Chercher désepérémment cette « bonne » image n’est ce pas une tache futile, impossible, stérile comme l’activité de ce pauvre homme que décrit Diderot dans une lettre à son amie Sophie Volland « bien sotte activité que celle de ce pauvre homme qui plutôt que de se consacrer à une compagnie charmante dans un coin de sa maison, passe tout le jour à descendre du grenier à la cave et à remonter de la cave au grenier ».
Il y a cent ans les photographes se contentaient de prendre durant toute la durée de leur vie quelques centaines de clichés. Ils sont passés avec l’avènement de la photo moderne à quelques dizaines de milliers, puis ils se sont mis à compter en centaines de milliers. Avec la photographie digitale le million d’images n’effraye plus personne, le moindre reporter, l’amateur qui se dit éclairé est sujet à cette fatale crispation de l’indexe que dénonçait avec humour et véhémence Henri cartier – Bresson. Passe encore quand ils se prennent pour des artistes car leur marchand, soucieux de valoriser un tant soit peu leur production les contraindra à « respecter les lois du marché », en augmentant la taille et en réduisant le nombre de leurs oeuvres. S’agissant de « professionnels » l’image n’acquerra de valeur que pour autant qu’elle signale un événement et elle ne durera que pour autant que l’écho en subsiste dans la mémoire collective. Peu importe la qualité technique de l’image, elle peut bien avoir été prise, comme ces images de l’attentat de dans le métro Londonien, par un amateur avec un téléphone portable, et en afficher tous les défauts. Parfois elle affiche, comme la célèbre « madone algérienne » de Hocine prise pour l’Agence France Presse le 23 septembre 1993, toute la perfection formelle d’une scène savamment composée. Mais ce qui importe c’est que ces photographies apportent jusqu’à nous la trâce visible d’un événement. Elles nous invitent à participer, heureusement de loin, dans la quiétude feutrée» de notre univers quotidien, à l’histoire en train de se faire.
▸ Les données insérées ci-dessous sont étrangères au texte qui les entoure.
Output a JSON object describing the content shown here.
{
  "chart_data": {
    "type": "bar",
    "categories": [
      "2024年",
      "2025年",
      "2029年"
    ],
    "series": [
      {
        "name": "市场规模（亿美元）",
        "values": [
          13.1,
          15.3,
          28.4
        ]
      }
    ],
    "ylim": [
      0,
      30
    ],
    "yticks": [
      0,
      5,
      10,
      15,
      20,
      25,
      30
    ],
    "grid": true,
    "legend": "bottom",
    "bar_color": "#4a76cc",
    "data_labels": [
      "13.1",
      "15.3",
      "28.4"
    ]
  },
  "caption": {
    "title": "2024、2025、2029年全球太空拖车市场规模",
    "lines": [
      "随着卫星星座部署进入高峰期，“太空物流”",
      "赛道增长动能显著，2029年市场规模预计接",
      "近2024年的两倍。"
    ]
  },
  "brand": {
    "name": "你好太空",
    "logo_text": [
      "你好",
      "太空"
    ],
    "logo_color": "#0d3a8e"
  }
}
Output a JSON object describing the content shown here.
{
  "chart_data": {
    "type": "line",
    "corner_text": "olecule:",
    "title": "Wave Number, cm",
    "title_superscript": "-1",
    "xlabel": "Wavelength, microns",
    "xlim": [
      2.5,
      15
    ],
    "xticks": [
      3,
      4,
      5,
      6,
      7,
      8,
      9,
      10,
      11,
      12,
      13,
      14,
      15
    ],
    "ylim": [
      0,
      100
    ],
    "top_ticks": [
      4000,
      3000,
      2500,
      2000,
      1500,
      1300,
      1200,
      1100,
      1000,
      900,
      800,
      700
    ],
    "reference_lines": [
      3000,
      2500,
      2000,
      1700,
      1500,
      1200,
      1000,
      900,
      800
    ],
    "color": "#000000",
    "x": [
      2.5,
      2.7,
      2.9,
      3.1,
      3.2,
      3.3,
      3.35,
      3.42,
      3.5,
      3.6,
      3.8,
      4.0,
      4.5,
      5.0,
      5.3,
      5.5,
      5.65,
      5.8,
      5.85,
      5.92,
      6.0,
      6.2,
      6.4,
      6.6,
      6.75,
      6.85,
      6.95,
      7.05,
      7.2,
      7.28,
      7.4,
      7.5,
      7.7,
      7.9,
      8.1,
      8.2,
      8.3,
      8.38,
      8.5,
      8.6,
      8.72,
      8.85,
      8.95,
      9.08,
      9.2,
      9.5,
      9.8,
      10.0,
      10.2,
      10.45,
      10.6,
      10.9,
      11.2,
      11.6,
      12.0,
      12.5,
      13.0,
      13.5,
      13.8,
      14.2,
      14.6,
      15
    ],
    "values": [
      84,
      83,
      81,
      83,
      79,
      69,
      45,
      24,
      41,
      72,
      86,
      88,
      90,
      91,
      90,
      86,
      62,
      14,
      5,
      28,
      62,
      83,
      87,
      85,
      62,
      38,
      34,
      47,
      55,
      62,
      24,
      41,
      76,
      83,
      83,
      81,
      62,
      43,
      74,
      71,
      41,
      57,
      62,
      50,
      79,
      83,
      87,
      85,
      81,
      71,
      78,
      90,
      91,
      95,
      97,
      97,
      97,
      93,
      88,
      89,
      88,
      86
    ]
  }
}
Pourtant rien n’est plus fragile que ces témoignages. Ceux que l’on qualifie avec emphase de « grands photographes » ont beau jeu de nous répéter qu’ils « étaient là », qu’ils ont pris des risques pour nous apporter ce témoignage. Capa était sur le front au coté des soldats républicains face aux nationalistes espagnols ; Brassaï a du donner des gages aux voyous et aux maquereaux de la bande du « grand Albert » pour pouvoir prendre ses images de « Paris de nuit ». Mais cette attitude n’est en fait pas plus qu’une posture qui masque une toute autre réalité. L’image de ce soldat frappé à mort sur le front de Cordoba, en Andalousie le 5 septembre 1936 n’a cessé de susciter des polémiques. Elle n’est probablement pas plus authentique que cette image de retraçant « la mort en direct d’un soldat français à Verdun en 1917 » que l’on trouve dans bien des ouvrages historiques sur la première guerre mondiale. Dans ce cas il ne s’agit pourtant que d’une reconstitution réalisée en 1928 pour un film de Léon Poirier : Verdun, vision d’histoire dont l’invraisemblance matérielle ne tient pas face à un examen attentif. Le simple bon sens a de même vite fait de démonter ce que les images de Paris de Nuit ont de fabriqué. Rien n’est plus aisé que de truquer une image photographique. Techniquement d’abord mais aussi à un niveau plus profond car dans le nombre infini des images possibles à un moment donné les seules que l’on choisisse sont prédéterminées. Elles ne sont que des images mentales qui se sont matérialisées. Elles ne sont que des reconstructions qui ne prennent sens que dans la continuité d’un récit. La photographie est par nature trompeuse. Elle saisit le vif comme le mort et lui donne la même réalité. David Hockney me faisait remarquer un jour que nous regardions ensemble un des volumineux volumes où il accumule les photographies qui constituent son journal intime que le grizzli que je trouvais si menaçant n’était qu’un animal empaillé décorant l’une des salles d’un aéroport. Et Sarah Moon, il y a peu, commentant l’image d’un cheval cabré – une sculpture de marbre privée de son socle et figée dans un sombre parc – remarquait que « le miracle de la photographie était qu’elle donne vie aux objets inanimés ».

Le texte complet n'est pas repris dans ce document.